I got some in 50cal , 250 gr from a Woodies member and shot 
them this last weekend....Fairly easy to load and good accuracy.
Did not lead the barrel ether......
I like the fact you do not use sabots with them.....
Still testing in my new in-line ....
45 cal lead and jacketed bullets with sabots in 230gr, 250gr, 300gr 
and some killer 300gr HP cast from anothet Woodies member..
and 50 cal R.E.A.L in 250gr.....
Likely will use the R.E.A.L 50cal or the 45cal cast HP/sabot to
hunt this year..


----------



## BriarPatch99 (Sep 21, 2012)

I used to shoot them in a H&R Huntsman way back and come to think about it ...it was an in-line too.
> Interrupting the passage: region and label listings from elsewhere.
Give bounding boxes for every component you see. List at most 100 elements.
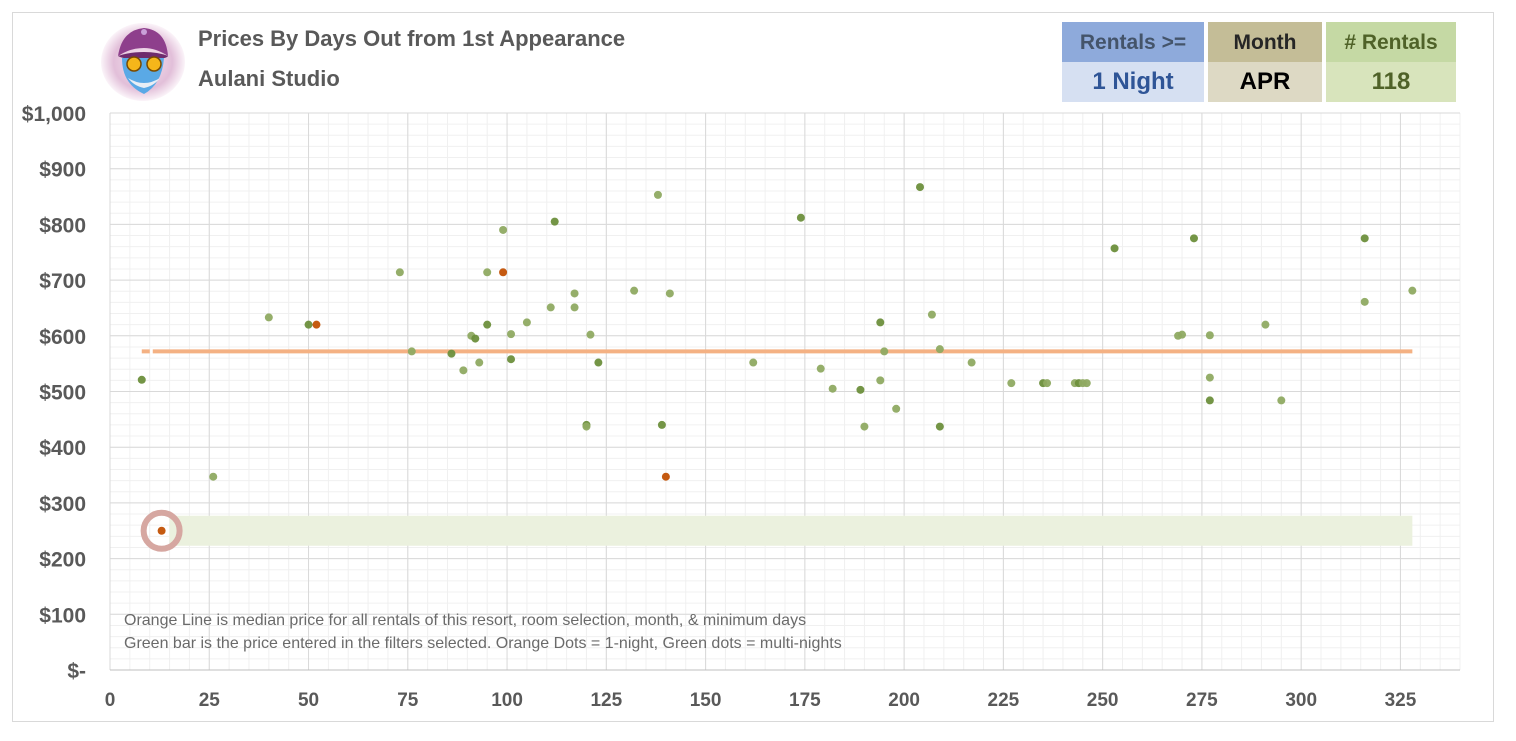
data-point-multi-night (1360, 297, 1369, 306)
month-filter-box: Month APR (1208, 22, 1322, 102)
data-point-multi-night (856, 385, 865, 394)
data-point-multi-night (507, 355, 516, 364)
rentals-filter-box: Rentals >= 1 Night (1062, 22, 1204, 102)
data-point-multi-night (1110, 244, 1119, 253)
data-point-multi-night (665, 289, 674, 298)
data-point-multi-night (407, 347, 416, 356)
data-point-multi-night (471, 334, 480, 343)
data-point-multi-night (749, 358, 758, 367)
data-point-multi-night (796, 213, 805, 222)
x-axis-tick-labels: 0 25 50 75 100 125 150 175 200 225 250 275 300 325 (105, 690, 1417, 711)
note-median-line: Orange Line is median price for all rent… (124, 612, 807, 629)
month-filter-label: Month (1208, 22, 1322, 62)
data-point-1-night (157, 526, 166, 535)
data-point-multi-night (860, 422, 869, 431)
data-point-multi-night (1261, 320, 1270, 329)
data-point-multi-night (550, 217, 559, 226)
y-tick-label: $900 (39, 159, 86, 182)
y-tick-label: $800 (39, 214, 86, 237)
data-point-1-night (499, 268, 508, 277)
x-tick-label: 0 (105, 690, 116, 711)
y-tick-label: $400 (39, 437, 86, 460)
data-point-multi-night (499, 225, 508, 234)
data-point-multi-night (1205, 331, 1214, 340)
data-point-multi-night (209, 472, 218, 481)
y-tick-label: $600 (39, 326, 86, 349)
data-point-multi-night (1178, 330, 1187, 339)
y-tick-label: $500 (39, 382, 86, 405)
y-axis-tick-labels: $- $100 $200 $300 $400 $500 $600 $700 $800 $900 $1… (22, 103, 86, 683)
data-point-multi-night (1205, 373, 1214, 382)
x-tick-label: 100 (491, 690, 523, 711)
data-point-multi-night (1360, 234, 1369, 243)
data-point-multi-night (1189, 234, 1198, 243)
data-point-multi-night (522, 318, 531, 327)
data-point-multi-night (1277, 396, 1286, 405)
x-tick-label: 125 (590, 690, 622, 711)
data-point-multi-night (1043, 379, 1052, 388)
x-tick-label: 75 (397, 690, 419, 711)
data-point-multi-night (876, 376, 885, 385)
data-point-multi-night (1205, 396, 1214, 405)
rental-count-box: # Rentals 118 (1326, 22, 1456, 102)
data-point-multi-night (594, 358, 603, 367)
data-point-multi-night (546, 303, 555, 312)
data-point-multi-night (935, 422, 944, 431)
note-green-bar: Green bar is the price entered in the fi… (124, 635, 842, 652)
data-point-multi-night (586, 330, 595, 339)
data-point-multi-night (459, 366, 468, 375)
data-point-multi-night (507, 330, 516, 339)
x-tick-label: 150 (690, 690, 722, 711)
data-points (137, 183, 1417, 535)
data-point-multi-night (582, 422, 591, 431)
x-tick-label: 300 (1285, 690, 1317, 711)
genie-logo-icon (101, 23, 185, 101)
rental-count-label: # Rentals (1326, 22, 1456, 62)
x-tick-label: 175 (789, 690, 821, 711)
data-point-multi-night (927, 310, 936, 319)
filter-price-bar (169, 515, 1413, 546)
data-point-1-night (661, 472, 670, 481)
data-point-multi-night (304, 320, 313, 329)
y-tick-label: $1,000 (22, 103, 86, 126)
data-point-multi-night (570, 303, 579, 312)
data-point-multi-night (876, 318, 885, 327)
data-point-multi-night (447, 349, 456, 358)
data-point-multi-night (264, 313, 273, 322)
x-tick-label: 250 (1087, 690, 1119, 711)
y-tick-label: $100 (39, 604, 86, 627)
data-point-multi-night (916, 183, 924, 192)
data-point-multi-night (475, 358, 484, 367)
reference-bands (140, 349, 1413, 552)
data-point-multi-night (892, 404, 901, 413)
data-point-multi-night (395, 268, 404, 277)
chart-subtitle: Aulani Studio (198, 66, 340, 91)
data-point-multi-night (935, 345, 944, 354)
x-tick-label: 325 (1385, 690, 1417, 711)
month-filter-value: APR (1208, 62, 1322, 102)
data-point-multi-night (880, 347, 889, 356)
x-tick-label: 225 (988, 690, 1020, 711)
data-point-multi-night (570, 289, 579, 298)
data-point-multi-night (657, 420, 666, 429)
data-point-multi-night (1007, 379, 1016, 388)
data-point-multi-night (137, 375, 146, 384)
data-point-multi-night (816, 364, 825, 373)
data-point-multi-night (630, 286, 639, 295)
x-tick-label: 50 (298, 690, 319, 711)
rentals-filter-label: Rentals >= (1062, 22, 1204, 62)
chart-title: Prices By Days Out from 1st Appearance (198, 26, 626, 51)
rental-count-value: 118 (1326, 62, 1456, 102)
rentals-filter-value: 1 Night (1062, 62, 1204, 102)
data-point-multi-night (967, 358, 976, 367)
data-point-1-night (312, 320, 321, 329)
highlight-target-ring (140, 509, 183, 552)
data-point-multi-night (483, 320, 492, 329)
chart-frame (12, 12, 1494, 722)
x-tick-label: 275 (1186, 690, 1218, 711)
y-tick-label: $300 (39, 493, 86, 516)
y-tick-label: $700 (39, 270, 86, 293)
data-point-multi-night (828, 384, 837, 393)
data-point-multi-night (1082, 379, 1091, 388)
For some reason nobody around here carries any .45 caliber but the TC Maxi ... I have got some older Hornady sabots and some 158 gr .357 XTP I am going to try too... one or the other should knock an old doe off...


----------



## gunner69 (Jan 16, 2013)

I shoot mostly Maxi's in my .45 T/C,  however your post had me thinking.   I haven't cast boolits in Years!   I was on the FS Lee site and went ahead and bought a combo R.E.A.L. / ball mold while there.   I should have it in next week and will then cast some myself.


----------